Now showing 1 - 1 of 1

Open Access
Algorithm-based fault tolerance for matrix operations on graphics processing units : analysis and extension to autonomous operation
(2015) Braun, Claus; Wunderlich, Hans-Joachim (Prof. Dr. rer. nat. habil.)
Scientific computing and computer-based simulation technology evolved to indispensable tools that enable solutions for major challenges in science and engineering. Applications in these domains are often dominated by compute-intensive mathematical tasks like linear algebra matrix operations. The provision of correct and trustworthy computational results is an essential prerequisite since these applications can have direct impact on scientific, economic or political processes and decisions.
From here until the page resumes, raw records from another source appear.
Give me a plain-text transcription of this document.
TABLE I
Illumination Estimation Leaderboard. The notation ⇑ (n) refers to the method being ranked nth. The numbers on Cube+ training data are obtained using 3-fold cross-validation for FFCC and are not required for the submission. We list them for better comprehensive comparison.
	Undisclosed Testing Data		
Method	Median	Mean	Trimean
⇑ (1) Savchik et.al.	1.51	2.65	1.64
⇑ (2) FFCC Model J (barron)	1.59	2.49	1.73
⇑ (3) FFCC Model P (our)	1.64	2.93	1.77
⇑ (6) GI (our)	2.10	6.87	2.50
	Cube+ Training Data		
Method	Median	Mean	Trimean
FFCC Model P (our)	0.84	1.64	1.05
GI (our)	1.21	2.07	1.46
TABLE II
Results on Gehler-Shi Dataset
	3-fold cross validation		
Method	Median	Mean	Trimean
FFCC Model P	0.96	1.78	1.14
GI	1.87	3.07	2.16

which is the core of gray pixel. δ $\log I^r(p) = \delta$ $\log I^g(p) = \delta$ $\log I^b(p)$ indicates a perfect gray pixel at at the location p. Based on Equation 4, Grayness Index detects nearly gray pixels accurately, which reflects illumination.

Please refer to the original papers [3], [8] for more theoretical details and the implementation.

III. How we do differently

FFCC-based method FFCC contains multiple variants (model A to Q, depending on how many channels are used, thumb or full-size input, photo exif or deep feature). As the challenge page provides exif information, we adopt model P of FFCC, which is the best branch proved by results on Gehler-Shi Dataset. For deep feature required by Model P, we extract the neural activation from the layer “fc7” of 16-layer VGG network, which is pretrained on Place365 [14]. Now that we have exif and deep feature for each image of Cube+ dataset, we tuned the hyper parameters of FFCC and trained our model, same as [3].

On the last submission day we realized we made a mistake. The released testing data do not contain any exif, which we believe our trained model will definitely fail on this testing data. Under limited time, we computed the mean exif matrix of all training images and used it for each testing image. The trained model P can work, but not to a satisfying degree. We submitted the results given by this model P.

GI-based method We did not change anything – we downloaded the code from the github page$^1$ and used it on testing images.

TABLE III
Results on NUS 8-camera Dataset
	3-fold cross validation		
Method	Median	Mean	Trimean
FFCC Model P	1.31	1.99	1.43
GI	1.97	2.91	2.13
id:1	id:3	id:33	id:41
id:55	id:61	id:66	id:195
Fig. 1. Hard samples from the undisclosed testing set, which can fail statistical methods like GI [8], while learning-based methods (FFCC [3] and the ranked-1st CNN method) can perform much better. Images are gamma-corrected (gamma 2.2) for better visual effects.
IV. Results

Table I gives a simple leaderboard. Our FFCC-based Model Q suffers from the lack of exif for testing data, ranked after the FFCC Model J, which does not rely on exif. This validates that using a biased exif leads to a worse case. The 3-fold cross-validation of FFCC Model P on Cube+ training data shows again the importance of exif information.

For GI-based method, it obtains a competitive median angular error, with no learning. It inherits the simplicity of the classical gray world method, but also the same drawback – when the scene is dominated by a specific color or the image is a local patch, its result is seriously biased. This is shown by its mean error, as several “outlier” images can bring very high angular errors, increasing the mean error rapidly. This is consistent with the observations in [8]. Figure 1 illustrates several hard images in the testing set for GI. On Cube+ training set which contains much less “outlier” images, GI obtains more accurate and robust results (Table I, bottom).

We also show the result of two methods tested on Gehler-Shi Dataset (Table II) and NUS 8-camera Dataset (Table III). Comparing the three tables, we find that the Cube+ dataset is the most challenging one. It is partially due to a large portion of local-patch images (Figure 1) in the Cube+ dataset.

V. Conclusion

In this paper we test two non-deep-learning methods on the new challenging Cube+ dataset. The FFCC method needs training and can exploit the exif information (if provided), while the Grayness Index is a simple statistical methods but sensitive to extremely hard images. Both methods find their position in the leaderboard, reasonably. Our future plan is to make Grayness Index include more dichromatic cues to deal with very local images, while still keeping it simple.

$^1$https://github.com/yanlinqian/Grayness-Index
Graphics processing units (GPUs) are highly parallel many-core processor architectures that deliver tremendous floating-point compute performance at very low cost. This makes them particularly interesting for the substantial acceleration of complex applications in science and engineering. However, like most nano-scaled CMOS devices, GPUs are facing a growing number of threats that jeopardize their reliability. This makes the integration of fault tolerance measures mandatory. Algorithm-Based Fault Tolerance (ABFT) allows the protection of essential mathematical operations, which are intensively used in scientific computing. It provides a high error coverage combined with a low computational overhead. However, the integration of ABFT into linear algebra matrix operations on GPUs is a non-trivial task, which requires a thorough balance between fault tolerance, architectural constraints and performance. Moreover, ABFT for operations carried out in floating-point arithmetic has to cope with a reduced error detection and localization efficacy due to inevitable rounding errors. This work provides an in-depth analysis of Algorithm-Based Fault Tolerance for matrix operations on graphics processing units with respect to different types and combinations of weighted checksum codes, partitioned encoding schemes and architecture-related execution parameters. Moreover, a novel approach called A-ABFT is introduced for the efficient online determination of rounding error bounds, which improves the error detection and localization capabilities of ABFT significantly. Extensive experimental evaluations of the error detection capabilities, the quality of the determined rounding error bounds, as well as the achievable performance confirm that the proposed A-ABFT method performs better than previous approaches. In addition, two case studies (QR decomposition and Linear Programming) emphasize the efficacy of A-ABFT and its applicability to practical problems.